Labour should be prepared to offer voters the option of staying in a reformed European Union if the Government fails in the Brexit negotiations of “unparalleled complexity”, Tony Blair has said.
The former Prime Minister also repeated his stance that he believed it was “possible” the public mood over the result of the referendum would change if Theresa May failed to deliver the promised benefits. Labour, Mr Blair added, should be prepared to capitalise on this potential scenario.
His comments come as Ms May prepares to trigger Article 50, the untested mechanism for a member state leaving the union, starting the countdown on Britain’s two-year exit from the EU.
She is expected to invoke the mechanism before the end of her self-imposed deadline of the end of March.
But it is unlikely to come this week due to celebrations on the continent for the 60th anniversary of the Treaty of Rome, which was signed in 1957 and established the European Economic Community (ECC).
When asked on the BBC’s Andrew Marr Show whether Mr Corbyn’s Labour party was right to vote with the Government and respect the result of the referendum, Mr Blair said the party should offer an alternative if Downing Street failed to “pass the test” in the negotiations of “unparalleled complexity”.
He added: “What the Labour Party should say is, ‘We believed in Remain, we still think the best thing is for Britain to be part of the European Union we acknowledge the people voted against that, we acknowledge therefore the Government have a mandate to negotiate Brexit.

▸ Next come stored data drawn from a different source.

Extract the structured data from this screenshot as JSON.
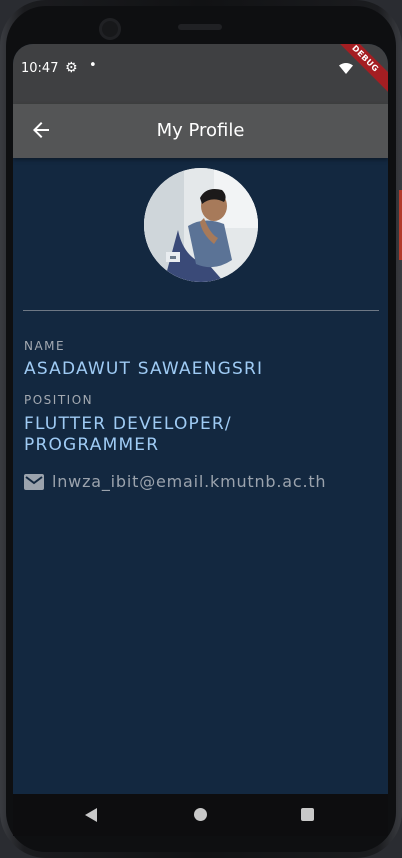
{
  "status_bar": {
    "time": "10:47",
    "settings_icon": "gear-icon",
    "dot": "•",
    "debug_banner": "DEBUG"
  },
  "app_bar": {
    "title": "My Profile",
    "back_icon": "arrow-back-icon"
  },
  "profile": {
    "name_label": "NAME",
    "name": "ASADAWUT SAWAENGSRI",
    "position_label": "POSITION",
    "position_line1": "FLUTTER DEVELOPER/",
    "position_line2": "PROGRAMMER",
    "email_icon": "mail-icon",
    "email": "lnwza_ibit@email.kmutnb.ac.th"
  },
  "colors": {
    "background": "#132840",
    "app_bar": "#545556",
    "accent_text": "#9fcbf4",
    "debug": "#a41e22"
  }
}
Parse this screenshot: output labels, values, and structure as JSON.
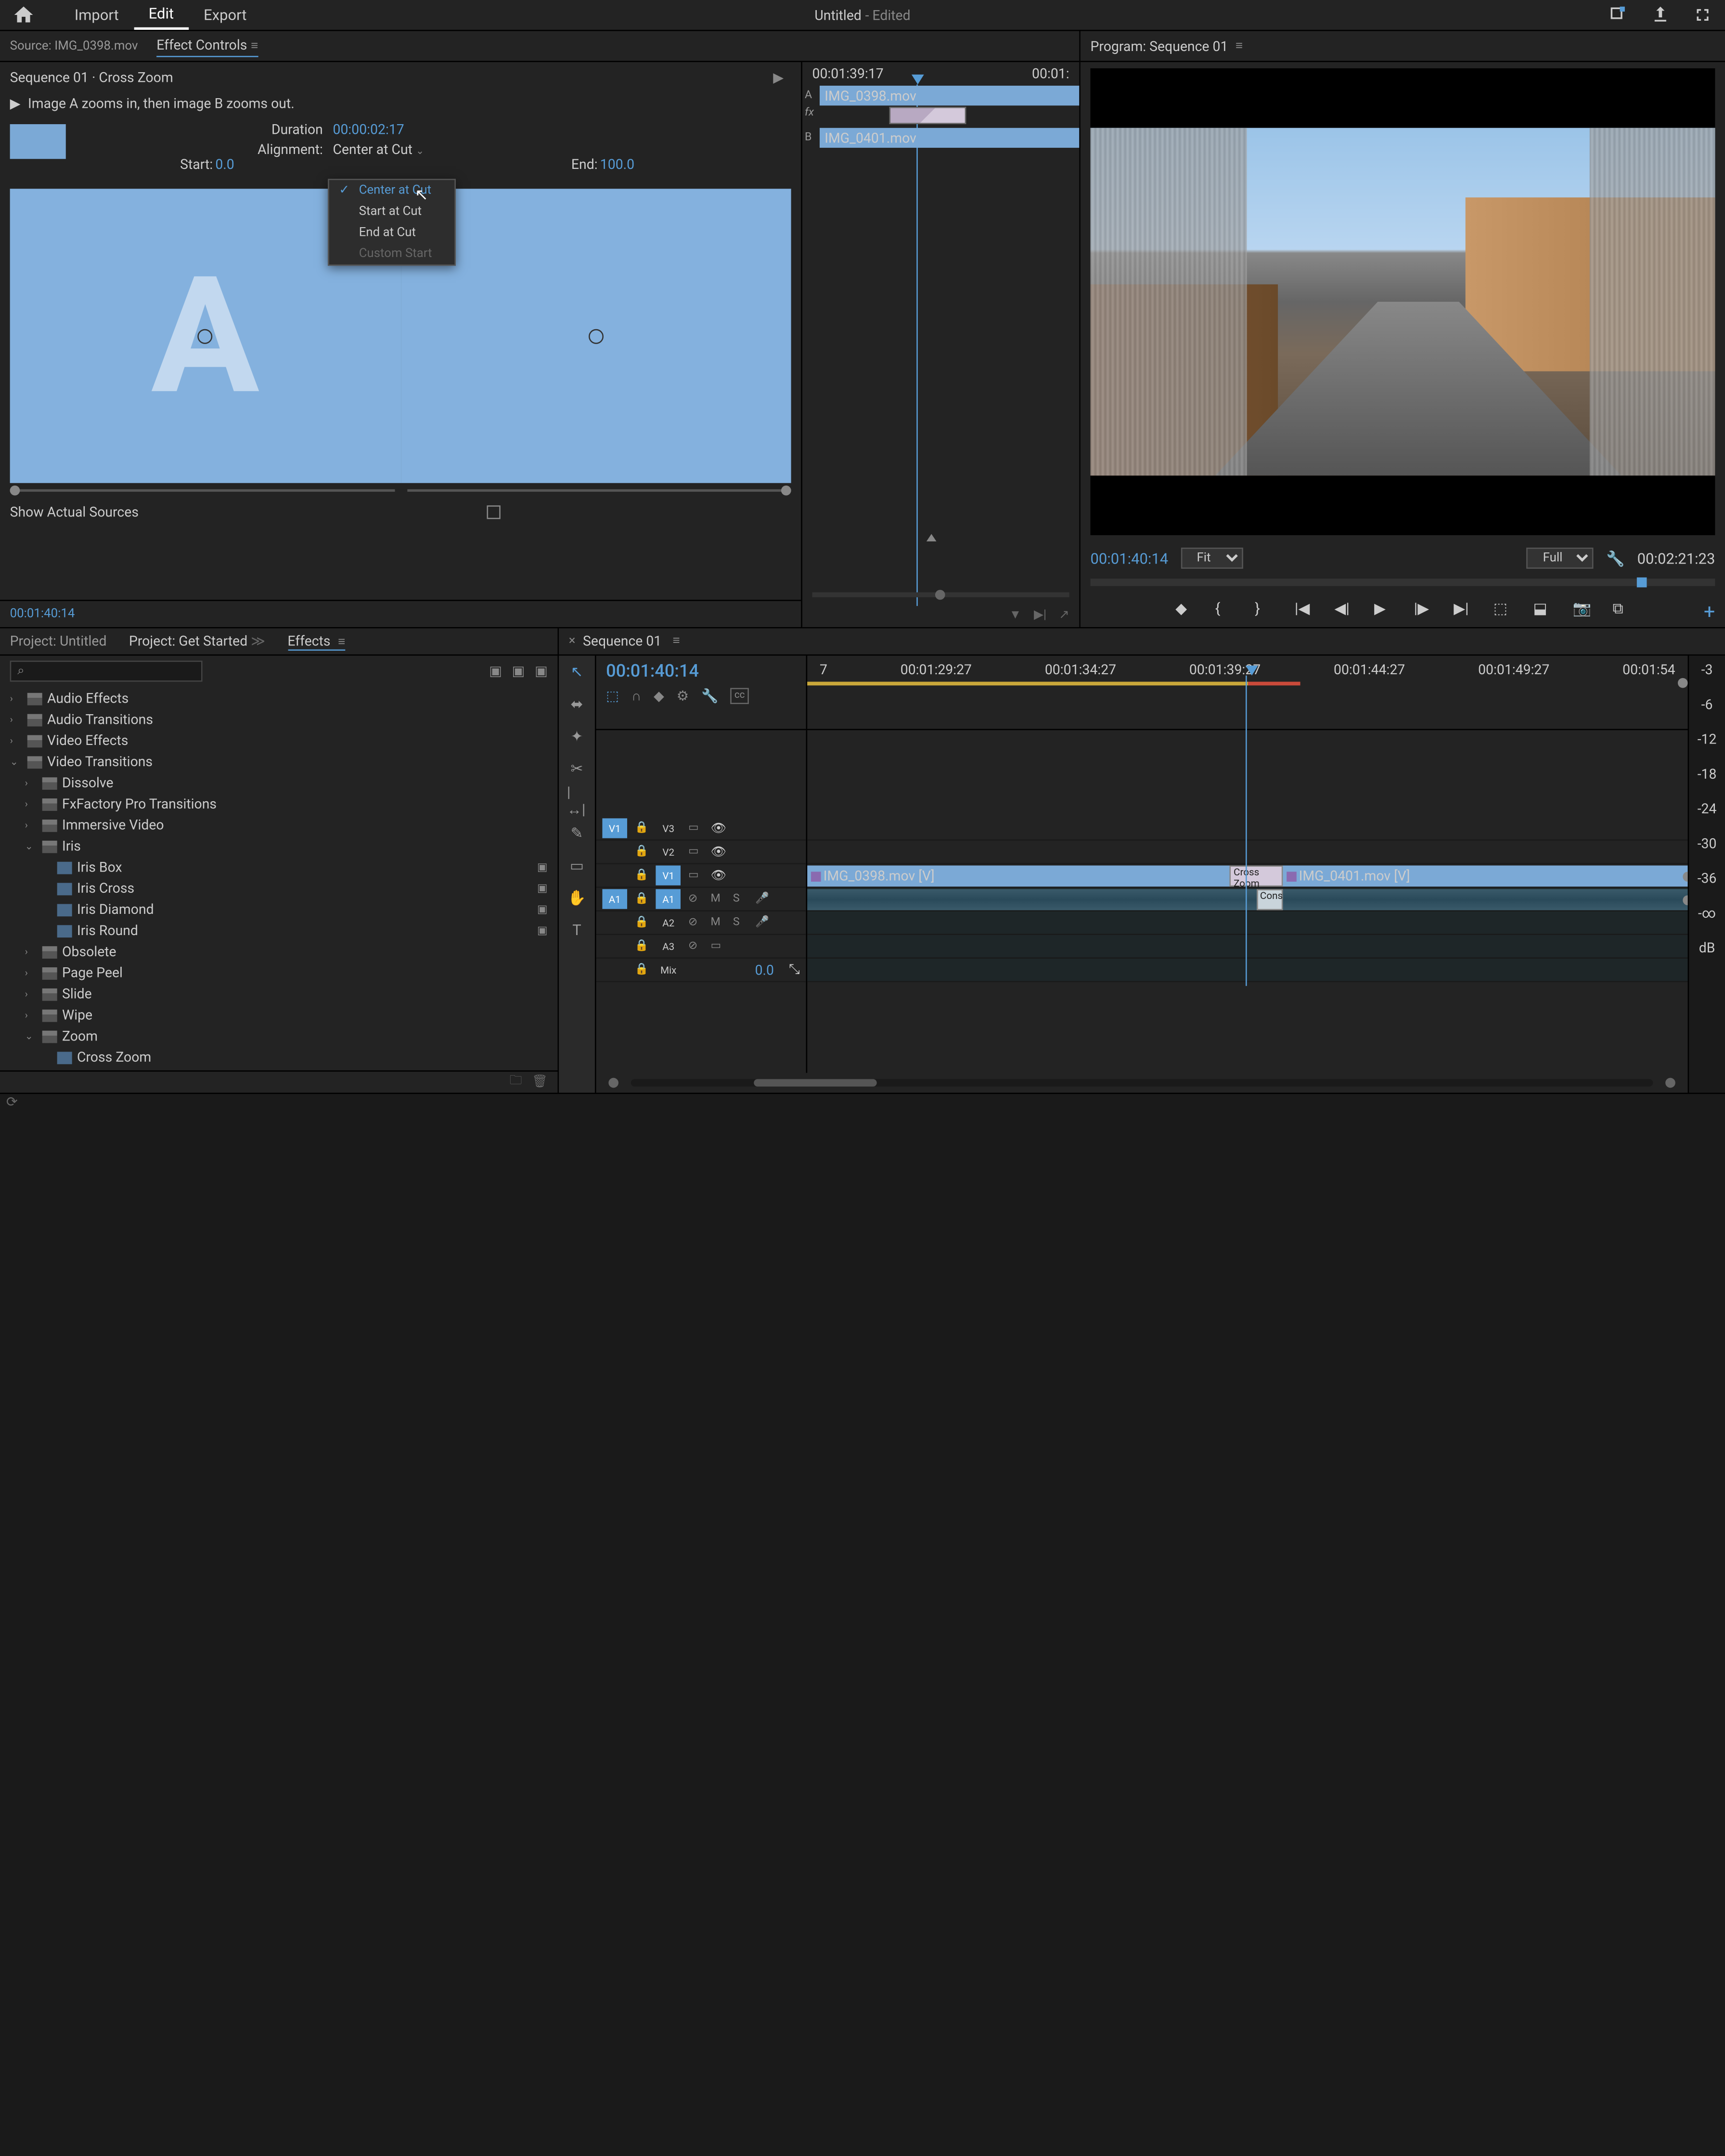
{
  "top": {
    "tabs": [
      "Import",
      "Edit",
      "Export"
    ],
    "active_tab": "Edit",
    "title": "Untitled",
    "title_suffix": "- Edited"
  },
  "source_panel": {
    "tabs": [
      {
        "label": "Source: IMG_0398.mov",
        "active": false
      },
      {
        "label": "Effect Controls",
        "active": true
      }
    ],
    "header": "Sequence 01 · Cross Zoom",
    "description": "Image A zooms in, then image B zooms out.",
    "duration_label": "Duration",
    "duration_value": "00:00:02:17",
    "alignment_label": "Alignment:",
    "alignment_value": "Center at Cut",
    "alignment_options": [
      {
        "label": "Center at Cut",
        "selected": true,
        "disabled": false
      },
      {
        "label": "Start at Cut",
        "selected": false,
        "disabled": false
      },
      {
        "label": "End at Cut",
        "selected": false,
        "disabled": false
      },
      {
        "label": "Custom Start",
        "selected": false,
        "disabled": true
      }
    ],
    "start_label": "Start:",
    "start_value": "0.0",
    "end_label": "End:",
    "end_value": "100.0",
    "show_actual": "Show Actual Sources",
    "timecode": "00:01:40:14",
    "mini_ruler": {
      "left": "00:01:39:17",
      "right": "00:01:"
    },
    "mini_clips": {
      "a": "IMG_0398.mov",
      "b": "IMG_0401.mov",
      "a_label": "A",
      "fx_label": "fx",
      "b_label": "B"
    }
  },
  "program": {
    "title": "Program: Sequence 01",
    "timecode": "00:01:40:14",
    "fit": "Fit",
    "resolution": "Full",
    "duration": "00:02:21:23"
  },
  "project": {
    "tabs": [
      {
        "label": "Project: Untitled",
        "active": false
      },
      {
        "label": "Project: Get Started",
        "active": false
      },
      {
        "label": "Effects",
        "active": true
      }
    ],
    "search_placeholder": "",
    "tree": [
      {
        "label": "Audio Effects",
        "depth": 0,
        "expanded": false,
        "type": "folder"
      },
      {
        "label": "Audio Transitions",
        "depth": 0,
        "expanded": false,
        "type": "folder"
      },
      {
        "label": "Video Effects",
        "depth": 0,
        "expanded": false,
        "type": "folder"
      },
      {
        "label": "Video Transitions",
        "depth": 0,
        "expanded": true,
        "type": "folder"
      },
      {
        "label": "Dissolve",
        "depth": 1,
        "expanded": false,
        "type": "folder"
      },
      {
        "label": "FxFactory Pro Transitions",
        "depth": 1,
        "expanded": false,
        "type": "folder"
      },
      {
        "label": "Immersive Video",
        "depth": 1,
        "expanded": false,
        "type": "folder"
      },
      {
        "label": "Iris",
        "depth": 1,
        "expanded": true,
        "type": "folder"
      },
      {
        "label": "Iris Box",
        "depth": 2,
        "type": "preset",
        "badge": true
      },
      {
        "label": "Iris Cross",
        "depth": 2,
        "type": "preset",
        "badge": true
      },
      {
        "label": "Iris Diamond",
        "depth": 2,
        "type": "preset",
        "badge": true
      },
      {
        "label": "Iris Round",
        "depth": 2,
        "type": "preset",
        "badge": true
      },
      {
        "label": "Obsolete",
        "depth": 1,
        "expanded": false,
        "type": "folder"
      },
      {
        "label": "Page Peel",
        "depth": 1,
        "expanded": false,
        "type": "folder"
      },
      {
        "label": "Slide",
        "depth": 1,
        "expanded": false,
        "type": "folder"
      },
      {
        "label": "Wipe",
        "depth": 1,
        "expanded": false,
        "type": "folder"
      },
      {
        "label": "Zoom",
        "depth": 1,
        "expanded": true,
        "type": "folder"
      },
      {
        "label": "Cross Zoom",
        "depth": 2,
        "type": "preset",
        "badge": false
      }
    ]
  },
  "timeline": {
    "title": "Sequence 01",
    "timecode": "00:01:40:14",
    "ruler": [
      "7",
      "00:01:29:27",
      "00:01:34:27",
      "00:01:39:27",
      "00:01:44:27",
      "00:01:49:27",
      "00:01:54"
    ],
    "video_tracks": [
      {
        "src": "V1",
        "src_on": true,
        "name": "V3",
        "eye": true
      },
      {
        "src": "",
        "name": "V2",
        "eye": true
      },
      {
        "src": "",
        "name": "V1",
        "tgt_on": true,
        "eye": true
      }
    ],
    "audio_tracks": [
      {
        "src": "A1",
        "src_on": true,
        "name": "A1",
        "tgt_on": true
      },
      {
        "src": "",
        "name": "A2"
      },
      {
        "src": "",
        "name": "A3"
      },
      {
        "src": "",
        "name": "Mix",
        "value": "0.0"
      }
    ],
    "clips": {
      "v1_a": "IMG_0398.mov [V]",
      "v1_b": "IMG_0401.mov [V]",
      "transition": "Cross Zoom",
      "audio_trans": "Const"
    },
    "meters": [
      "-3",
      "-6",
      "-12",
      "-18",
      "-24",
      "-30",
      "-36",
      "-∞",
      "dB"
    ]
  }
}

“But we are going to hold them to the test that they have set, and if they do not pass that test then we are going to retain the right to represent the people of this country should their will change, to offer them the option of staying.”
Mr Blair, who was Prime Minister between 1997 and 2007, said that David Davis, the Brexit Secretary, had told the Commons that the Government “were going to deliver a deal with exactly the same benefits we now have from the single market and the customs union.”
“We should hold them to that,” Mr Blair added.
“If they are going to try and deliver exactly the same benefits as we have now in the single market and customs union, this is an endeavour of unparalleled complexity.
“When the only thing people can point to is, you are going to control a section of this EU immigration as the reason why we want to do this, I think it is possible – I don't put it higher than that – that people start to think, is this really the thing that is going to be important?”